A Brief History of Fencing

       Fencing, both for fun and as military training has been recorded in history as far back as the high Egyptian civilizations. Moving forward throughout both recorded and unrecorded history, fencing as an elite sport comes to the fore in the hands of the 13th Century Europeans.  It is from these written works that we can trace the modern fencing we see at the Olympics.

     13th Century Europe was a place of armed and armored men-at-arms. Because of the influence of movies and television, we have a view of these warriors as barbarians, aimlessly hacking their way through opposing troops, however a monastic fighting treatise written and illustrated in Germany around 1230 reveals a much more interesting and complex history.

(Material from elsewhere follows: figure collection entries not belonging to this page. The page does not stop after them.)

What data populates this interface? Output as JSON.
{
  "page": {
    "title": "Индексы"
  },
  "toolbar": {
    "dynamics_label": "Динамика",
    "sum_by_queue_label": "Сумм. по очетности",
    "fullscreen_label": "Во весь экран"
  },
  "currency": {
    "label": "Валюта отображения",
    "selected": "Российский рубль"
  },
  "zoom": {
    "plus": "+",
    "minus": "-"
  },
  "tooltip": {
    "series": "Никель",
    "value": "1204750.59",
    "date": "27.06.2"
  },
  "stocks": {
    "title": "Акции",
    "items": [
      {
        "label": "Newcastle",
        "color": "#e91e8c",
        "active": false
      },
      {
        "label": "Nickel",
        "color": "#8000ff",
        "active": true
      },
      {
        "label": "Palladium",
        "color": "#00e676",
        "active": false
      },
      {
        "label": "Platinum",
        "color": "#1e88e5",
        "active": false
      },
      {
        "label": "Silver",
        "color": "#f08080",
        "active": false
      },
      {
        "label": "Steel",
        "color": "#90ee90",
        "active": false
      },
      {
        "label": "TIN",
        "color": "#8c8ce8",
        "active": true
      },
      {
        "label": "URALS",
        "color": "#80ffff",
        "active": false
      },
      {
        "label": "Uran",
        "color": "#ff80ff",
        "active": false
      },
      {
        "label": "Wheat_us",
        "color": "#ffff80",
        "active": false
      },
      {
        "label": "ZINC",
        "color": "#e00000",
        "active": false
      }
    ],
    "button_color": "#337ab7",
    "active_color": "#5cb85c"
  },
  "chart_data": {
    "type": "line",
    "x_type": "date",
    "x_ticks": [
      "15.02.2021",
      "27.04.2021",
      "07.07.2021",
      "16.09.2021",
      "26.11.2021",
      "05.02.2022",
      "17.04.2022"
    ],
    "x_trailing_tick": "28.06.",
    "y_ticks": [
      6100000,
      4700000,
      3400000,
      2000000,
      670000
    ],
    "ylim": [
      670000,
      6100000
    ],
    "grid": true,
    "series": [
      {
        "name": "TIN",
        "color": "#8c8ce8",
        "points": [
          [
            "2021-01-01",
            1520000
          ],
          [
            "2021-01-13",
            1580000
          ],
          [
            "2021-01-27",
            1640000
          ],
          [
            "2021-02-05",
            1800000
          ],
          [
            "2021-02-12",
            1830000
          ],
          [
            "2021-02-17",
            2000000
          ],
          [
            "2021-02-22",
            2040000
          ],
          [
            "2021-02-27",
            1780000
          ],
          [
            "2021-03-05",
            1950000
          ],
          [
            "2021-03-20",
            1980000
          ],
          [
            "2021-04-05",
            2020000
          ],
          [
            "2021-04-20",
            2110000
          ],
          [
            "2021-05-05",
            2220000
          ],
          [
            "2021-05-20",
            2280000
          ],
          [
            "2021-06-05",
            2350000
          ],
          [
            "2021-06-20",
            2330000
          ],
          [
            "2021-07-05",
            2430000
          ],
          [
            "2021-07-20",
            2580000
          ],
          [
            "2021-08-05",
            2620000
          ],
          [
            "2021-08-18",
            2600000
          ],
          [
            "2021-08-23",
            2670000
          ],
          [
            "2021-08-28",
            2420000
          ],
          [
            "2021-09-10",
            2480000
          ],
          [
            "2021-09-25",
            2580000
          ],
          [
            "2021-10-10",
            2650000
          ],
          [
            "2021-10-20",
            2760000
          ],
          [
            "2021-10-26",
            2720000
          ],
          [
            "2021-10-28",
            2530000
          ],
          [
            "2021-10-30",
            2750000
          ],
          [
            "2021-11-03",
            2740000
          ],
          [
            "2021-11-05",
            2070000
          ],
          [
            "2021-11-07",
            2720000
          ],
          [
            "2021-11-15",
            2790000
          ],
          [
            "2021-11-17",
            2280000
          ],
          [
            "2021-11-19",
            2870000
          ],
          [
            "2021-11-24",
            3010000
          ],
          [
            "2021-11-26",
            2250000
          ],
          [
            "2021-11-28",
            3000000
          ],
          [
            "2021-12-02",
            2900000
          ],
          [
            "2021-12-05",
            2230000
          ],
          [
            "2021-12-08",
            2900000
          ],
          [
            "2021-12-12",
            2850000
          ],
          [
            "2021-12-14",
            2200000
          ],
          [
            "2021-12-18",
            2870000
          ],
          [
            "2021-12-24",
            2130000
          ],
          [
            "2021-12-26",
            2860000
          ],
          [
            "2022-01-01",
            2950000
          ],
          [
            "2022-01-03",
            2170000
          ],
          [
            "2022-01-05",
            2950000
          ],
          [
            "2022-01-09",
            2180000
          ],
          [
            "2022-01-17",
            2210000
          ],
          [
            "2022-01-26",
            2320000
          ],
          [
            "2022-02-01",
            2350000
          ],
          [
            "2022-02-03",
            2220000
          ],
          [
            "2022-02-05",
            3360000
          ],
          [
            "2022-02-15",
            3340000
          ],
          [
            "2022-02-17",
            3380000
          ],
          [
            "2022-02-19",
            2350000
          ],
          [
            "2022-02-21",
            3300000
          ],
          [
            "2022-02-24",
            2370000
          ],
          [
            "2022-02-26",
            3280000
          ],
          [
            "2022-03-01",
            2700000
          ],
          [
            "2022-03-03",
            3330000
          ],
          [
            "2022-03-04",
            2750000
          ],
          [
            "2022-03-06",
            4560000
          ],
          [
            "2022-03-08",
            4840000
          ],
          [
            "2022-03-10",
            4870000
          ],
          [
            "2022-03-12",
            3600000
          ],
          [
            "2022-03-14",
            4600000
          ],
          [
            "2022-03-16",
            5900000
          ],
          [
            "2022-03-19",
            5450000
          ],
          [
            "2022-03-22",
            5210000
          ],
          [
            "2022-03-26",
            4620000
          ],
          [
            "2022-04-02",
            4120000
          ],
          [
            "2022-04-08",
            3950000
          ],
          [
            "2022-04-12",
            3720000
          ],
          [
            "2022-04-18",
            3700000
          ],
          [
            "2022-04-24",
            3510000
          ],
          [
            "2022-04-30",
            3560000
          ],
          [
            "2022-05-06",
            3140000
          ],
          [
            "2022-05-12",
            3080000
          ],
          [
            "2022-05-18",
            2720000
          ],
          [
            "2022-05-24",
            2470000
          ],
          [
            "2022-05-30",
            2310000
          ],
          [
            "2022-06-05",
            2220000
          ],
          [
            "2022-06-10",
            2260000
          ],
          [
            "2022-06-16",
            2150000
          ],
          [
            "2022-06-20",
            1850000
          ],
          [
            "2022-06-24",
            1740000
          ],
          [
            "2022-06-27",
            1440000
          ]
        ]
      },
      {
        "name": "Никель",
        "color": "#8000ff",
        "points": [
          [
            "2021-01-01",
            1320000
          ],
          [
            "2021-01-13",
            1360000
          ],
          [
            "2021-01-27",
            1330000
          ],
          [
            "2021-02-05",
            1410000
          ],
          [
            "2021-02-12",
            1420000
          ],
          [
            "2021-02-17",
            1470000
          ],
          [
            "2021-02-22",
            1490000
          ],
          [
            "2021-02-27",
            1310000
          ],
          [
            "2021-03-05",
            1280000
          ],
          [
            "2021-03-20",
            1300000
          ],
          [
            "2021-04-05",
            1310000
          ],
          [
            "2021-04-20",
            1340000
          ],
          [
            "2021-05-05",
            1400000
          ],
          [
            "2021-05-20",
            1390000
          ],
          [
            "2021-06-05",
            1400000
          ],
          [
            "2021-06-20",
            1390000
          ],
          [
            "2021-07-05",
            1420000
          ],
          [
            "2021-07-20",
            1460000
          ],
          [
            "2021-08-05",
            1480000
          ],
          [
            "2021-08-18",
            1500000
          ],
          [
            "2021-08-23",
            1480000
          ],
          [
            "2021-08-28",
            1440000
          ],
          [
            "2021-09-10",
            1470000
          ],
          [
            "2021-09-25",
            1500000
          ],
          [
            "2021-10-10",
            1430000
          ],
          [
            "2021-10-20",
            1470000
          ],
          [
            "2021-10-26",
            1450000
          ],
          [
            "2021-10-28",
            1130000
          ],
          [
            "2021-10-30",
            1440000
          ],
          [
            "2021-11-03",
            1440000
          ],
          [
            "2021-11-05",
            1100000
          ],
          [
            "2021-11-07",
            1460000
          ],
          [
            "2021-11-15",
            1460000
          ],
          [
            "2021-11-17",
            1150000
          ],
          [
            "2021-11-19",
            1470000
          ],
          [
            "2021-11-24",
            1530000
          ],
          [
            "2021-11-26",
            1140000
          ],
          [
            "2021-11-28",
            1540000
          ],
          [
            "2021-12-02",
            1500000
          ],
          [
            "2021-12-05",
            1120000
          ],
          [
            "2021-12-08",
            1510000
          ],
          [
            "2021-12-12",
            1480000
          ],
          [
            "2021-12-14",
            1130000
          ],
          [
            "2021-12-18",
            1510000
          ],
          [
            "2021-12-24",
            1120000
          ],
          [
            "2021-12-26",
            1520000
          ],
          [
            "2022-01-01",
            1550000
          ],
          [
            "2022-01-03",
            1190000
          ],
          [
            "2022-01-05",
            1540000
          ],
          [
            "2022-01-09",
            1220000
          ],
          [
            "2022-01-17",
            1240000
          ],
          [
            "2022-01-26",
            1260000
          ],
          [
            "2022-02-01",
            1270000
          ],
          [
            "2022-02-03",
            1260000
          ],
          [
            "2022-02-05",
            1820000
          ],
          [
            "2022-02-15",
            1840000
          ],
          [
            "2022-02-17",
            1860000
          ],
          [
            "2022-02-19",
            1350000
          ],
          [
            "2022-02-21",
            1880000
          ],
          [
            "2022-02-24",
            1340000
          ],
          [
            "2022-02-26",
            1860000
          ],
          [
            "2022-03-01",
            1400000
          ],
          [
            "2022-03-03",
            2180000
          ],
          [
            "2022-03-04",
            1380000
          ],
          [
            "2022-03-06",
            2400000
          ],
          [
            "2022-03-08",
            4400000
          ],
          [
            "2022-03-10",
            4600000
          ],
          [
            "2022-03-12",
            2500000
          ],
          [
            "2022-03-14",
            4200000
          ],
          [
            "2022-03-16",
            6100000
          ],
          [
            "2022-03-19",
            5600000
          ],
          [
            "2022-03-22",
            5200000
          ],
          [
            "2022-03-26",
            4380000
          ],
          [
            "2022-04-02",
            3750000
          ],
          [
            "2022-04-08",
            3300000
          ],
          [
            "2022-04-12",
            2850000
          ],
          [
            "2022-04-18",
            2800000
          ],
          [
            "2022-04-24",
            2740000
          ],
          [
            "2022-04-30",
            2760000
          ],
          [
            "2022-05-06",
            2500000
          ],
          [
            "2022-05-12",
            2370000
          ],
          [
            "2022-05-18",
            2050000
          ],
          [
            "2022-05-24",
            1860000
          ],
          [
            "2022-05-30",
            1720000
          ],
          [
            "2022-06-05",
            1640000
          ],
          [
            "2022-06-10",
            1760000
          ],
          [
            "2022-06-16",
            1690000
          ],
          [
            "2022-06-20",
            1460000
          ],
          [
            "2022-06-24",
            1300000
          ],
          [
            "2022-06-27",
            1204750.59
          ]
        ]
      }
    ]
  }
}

     This manuscript, known only as I.33, shows a monk and his partner engaged in various attacks and defenses with buckler (a small shield) and sword, with notes detailing the uses in combat of each move. This is the first recorded evidence of a long history of high skill on the part of the Medieval knight.

     The reason there is no record previous to I.33 is simple; books were rare and hand-copied, and even if they existed most of the target audience didn't know how to read. It was with the introduction of the printing press and the spread of literacy that more manuals made their way into the hands of soldiers and civilians alike.

    For example, the venerable fight master Johannes Liechtenauer published his treatise on fighting with long sword, sword and buckler, sword and dagger, and grappling in the 1380's. This famous book was to influence other fighting manuals for the next 2 centuries.


As time passed, the firearm came into use. Armor became obsolete, and with it the use of the weapons designed to defeat it, including the long sword, pole axe, and other heavy hand weapons. Swords with small, thin blades began to appear, as did manuals on their use, although there was some reluctance to accept these weapons among the fight masters of the early 16th Century. This inertia didn't last, and in 1553, Camillo Agrippa wrote his manual to particularly emphasize rapier usage; not just for soldiers but for civilians as well. Schools like Master Agrippa's started to grow, and so began the era of rapier duelling we know so well from Shakespeare's plays.

     Much of modern fencing technique began with a manual written by the Italian Master Ridolfo Capo Ferro in 1610, considered by many as the father of modern fencing. The Gran Simulacro codified both fighting technique and process, and the rules for civilian duelling. With the development of safety equipment during this period, competitions began to be staged; first among students and later between the major fencing schools.

     Until the end of the 18th Century, the rapier maintained its dominance as the preferred weapon for free men until the wearing of weapons and duelling in public was outlawed as a means of stopping large numbers of aristocratic young men from inconveniently killing each other.

     Fencing for sport, (fueled by the many fencing schools in Europe), maintained its popularity and traditions in Europe from the 17th through 19th Centuries. The German, Italian, and French rules for fencing, developed over two and a half centuries of tradition, were brought to the same table with those of Great Britain, Belgium, Bohemia, Holland, Hungary, and Norway at a special meeting on November 29th, 1913.

    This meeting resulted in the formation of the Federation Internationale d'Escrime, (or FIE) as the governing body for the sport of fencing throughout the world. The institution established standard rules to govern participants from all countries and traditions for fencing including the field of play (the fencing strip), quality of equipment (manufacture of weapons and masks), and the structure and function of bouts, tournaments, and other competitions. The FIE also is charged with adapting the rules to account for improvements in technology, including electronic scoring and transparent, lighted masks. Because of this organization and the enthusiasm of fencers worldwide, fencing was included in the first modern Olympic Games and continues to this day.